JAKARTA, KOMPAS.com - RK (40), ayah dari BL (15), pengasuh anak yang didakwa karena membuang bayinya di Kebayoran Baru pada Mei 2017 lalu, telah menyampaikan pledoinya di Pengadilan Negeri Jakarta Selatan, Kamis (22/6/2017).
Dalam pembelaannya itu, sang ayah memohon agar hakim mebebaskan putrinya dari dakwaan dan tuntutan 8,5 tahun penjara.
"Kami cuma bilang, memohon untuk dibebaskan, itu saja," kata RK.
RK menceritakan putrinya adalah guru ngaji di kampung mereka di Cikeusik, Pandeglang, Banten. BL mengajar anak-anak sekitar mengaji lantaran keluarganya kurang mampu.
Ia adalah anak kedua dari tiga bersaudara. RK sendiri adalah seorang buruh serabutan. Ketika diperkosa pada Juli 2016 lalu, BL tidak memberitahukan ke siapa pun soal insiden itu.
Ia juga tak menyadari ia hamil. Minimnya pendidikan kesehatan reproduksi dan ketidaktahuan BL ini menjadi dasar keluarga dan kuasa hukumnya dari Lembaga Bantuan Hukum LBH Apik, meminta Bella dibebaskan.
Baca: Remaja Ini Dituntut 8,5 Tahun Penjara karena Buang Bayinya
Direktur LBH Apik Jakarta Veni Siregar, menyampaikan BL adalah korban dari kemiskinan dan pemerkosaan, sehingga ia harusnya tak dihukum atas ketidaktahuannya.
Veni menyebut sepanjang 2017 ini, sudah tiga kasus korban kekerasan seksual yang menjadi terdakwa atas kematian bayi yang dilahirkan akibat perkosaan.
"Berdasarkan kasus yang kami tangani, korban kekerasan seksual umumnya tidak mengetahui kehamilan dirinya, dan sudah datang ke dokter, namun dokter menyatakan tidak hamil, kemudian melahirkan tanpa penolongan dan membuang bayinya," katanya.
Selain menuntut BL dibebaskan, LBH Apik juga menuntut agar Jaksa Pengawas dan Komisi Kejaksaan RI untuk memeriksa Jaksa Penuntut Umum serta Kasipidum Kejaksaan Negara Jakarta Selatan atas tuntutan melebih ancaman pidana maksimal dan hukum acara pidana.
Komisi Yudisial dan Mahkamah Agung juga diminta untuk melakukan pembinaan dan peningkatan kapasitas kepada Hakim Anak, untuk melaksanakan persidangan yang ramah anak.

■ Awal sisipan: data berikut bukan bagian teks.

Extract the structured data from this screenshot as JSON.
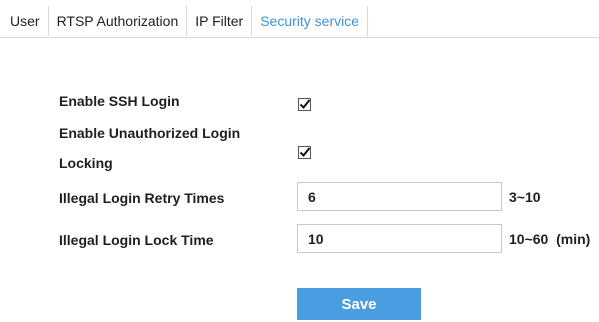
{
  "tabs": [
    {
      "label": "User",
      "active": false
    },
    {
      "label": "RTSP Authorization",
      "active": false
    },
    {
      "label": "IP Filter",
      "active": false
    },
    {
      "label": "Security service",
      "active": true
    }
  ],
  "form": {
    "ssh_login": {
      "label": "Enable SSH Login",
      "checked": true
    },
    "unauth_locking": {
      "label_line1": "Enable Unauthorized Login",
      "label_line2": "Locking",
      "checked": true
    },
    "retry_times": {
      "label": "Illegal Login Retry Times",
      "value": "6",
      "hint": "3~10"
    },
    "lock_time": {
      "label": "Illegal Login Lock Time",
      "value": "10",
      "hint": "10~60  (min)"
    },
    "save_label": "Save"
  },
  "colors": {
    "accent": "#3f93d9",
    "button": "#4a9de0",
    "border": "#d9d9d9"
  }
}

Baca: Pengasuh Anak yang Buang Bayinya Ini Ternyata Korban Perkosaan
"Sepanjang pemeriksaan terdakwa, Majelis Hakim memaksa anak untuk mengatakan hal-hal sesuai keinginan dan persfektif Hakim. Akibatnya, BL menangis karena terus ditekan untuk mengakui apa yang tidak dilakukannya. Ini memperlihatkan BL mengalami reviktimisasi," kata Veni.
Jaksa dalam kasus ini adalah Agnes Renitha Butar Butar. Sedangkan majelis hakimnya yakni Fahima Basyir, Martin Ponto, dan Rusdianto.